Not only does Miura City Hall continue to bill me for kaigohoken; it informs me there is no way to pay directly to them. It must be paid only into a local Miura bank – not even a Yokohama bank will do. In a recent telephone call, I asked (couching my question in multiple hypotheticals) if I were to pay where I would send the money. They said I would need to find a friend who can hand carry the money to a Miura bank. Or, of course, I could open a Miura bank account and do this through a bank transfer.
I have beaten myself up for not doing my homework. But at some point myself stood up to this bullying, and protested that I did, in fact, do the homework. The real problem is multiple bureaucracies and inadequate piecing together of multiple bits of information from sometimes conflicting sources of information. An exacerbating factor is that there are precious few people in my position, so "general knowledge," which normally passes efficiently through the grapevine, was not there to be tapped into.

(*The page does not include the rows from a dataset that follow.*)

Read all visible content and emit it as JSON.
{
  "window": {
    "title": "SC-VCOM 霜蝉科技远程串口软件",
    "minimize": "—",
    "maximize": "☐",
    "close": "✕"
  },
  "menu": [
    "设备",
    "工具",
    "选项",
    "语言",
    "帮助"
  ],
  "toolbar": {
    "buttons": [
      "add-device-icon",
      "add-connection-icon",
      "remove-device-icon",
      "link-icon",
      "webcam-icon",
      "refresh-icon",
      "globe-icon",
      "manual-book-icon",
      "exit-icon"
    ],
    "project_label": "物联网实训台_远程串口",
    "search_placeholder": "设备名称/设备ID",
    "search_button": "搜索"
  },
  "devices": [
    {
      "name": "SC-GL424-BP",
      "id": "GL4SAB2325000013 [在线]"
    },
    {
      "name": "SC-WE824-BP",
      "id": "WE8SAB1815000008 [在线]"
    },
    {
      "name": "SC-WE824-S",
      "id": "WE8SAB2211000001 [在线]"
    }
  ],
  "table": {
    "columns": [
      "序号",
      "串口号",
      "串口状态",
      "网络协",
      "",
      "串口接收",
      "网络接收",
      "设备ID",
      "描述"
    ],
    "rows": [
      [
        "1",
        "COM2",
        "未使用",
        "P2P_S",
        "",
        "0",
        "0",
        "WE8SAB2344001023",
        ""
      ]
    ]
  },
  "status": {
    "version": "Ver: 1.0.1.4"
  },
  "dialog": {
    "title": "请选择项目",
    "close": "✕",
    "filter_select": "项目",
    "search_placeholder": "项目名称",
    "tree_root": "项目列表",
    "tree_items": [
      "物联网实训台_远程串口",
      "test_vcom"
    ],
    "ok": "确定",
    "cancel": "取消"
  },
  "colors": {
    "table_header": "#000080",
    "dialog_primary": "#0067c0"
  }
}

So, if you are do happen to fall into this pothole after me, let me suggest the following. Tentatively.
Rule #1: Know before you leave whether you intend to return.
If you do…
1. Prepare financially to pay double taxes for a period of one to two years, and quite possibly for as long as you hold on to your Japanese residence permit. Ignore the information you hear that the Japan/U.S. Tax treaty prevents double taxation. Claim Japanese taxes as a deduction when you file your U.S. taxes, and hope it works.
2. Arrange a method of paying your Japanese taxes. In the case of national taxes (on any Japanese income, including social security income), if you keep your Japanese bank account open, you can pay by direct transfer. If you live outside the Tokyo (or, presumably, other large) urban area, be ready to hear there is no way to pay taxes except through a local bank, and make arrangements accordingly, in advance.
3. Seek out information from a competent Japanese tax consultant on how the Japanese tax system works in retirement, what amounts will be assessed and on what basis. Don't be penny-wise and pound-foolish as I was, thinking you can do this on your own. The money you spend will save hours of your time thereafter. (If you do find such a person, please make his/her name available broadly.) Don't depend on the tax offices themselves, in other words. Recognize that one tax authority will not necessarily have information on another tax authority’s policies, and that city taxes, kaigohoken, and koseinenkin are all run by separate administrations.
If you don’t…
4. Contact the immigration office before you leave and verify the procedure for turning in your alien registration card. Expect to lose your permanent visa.
5. When leaving the country, submit your alien registration card. The authorities will likely cancel your re-entry visa.
And whether you do or not...
6. Find the person responsible for kaigohoken and murder him in his bed. Time travel, if you can, and murder him in his cradle.
One last piece of advice.
Don’t beat yourself up for trying to have your cake and eat it too. In the great ebb and flow of life, one should never do any less.
So much for Rule #1.
There's a Rule #2, which is an alternate, not a complement, to Rule #1:
Be rich. Pay what they ask and forget about it.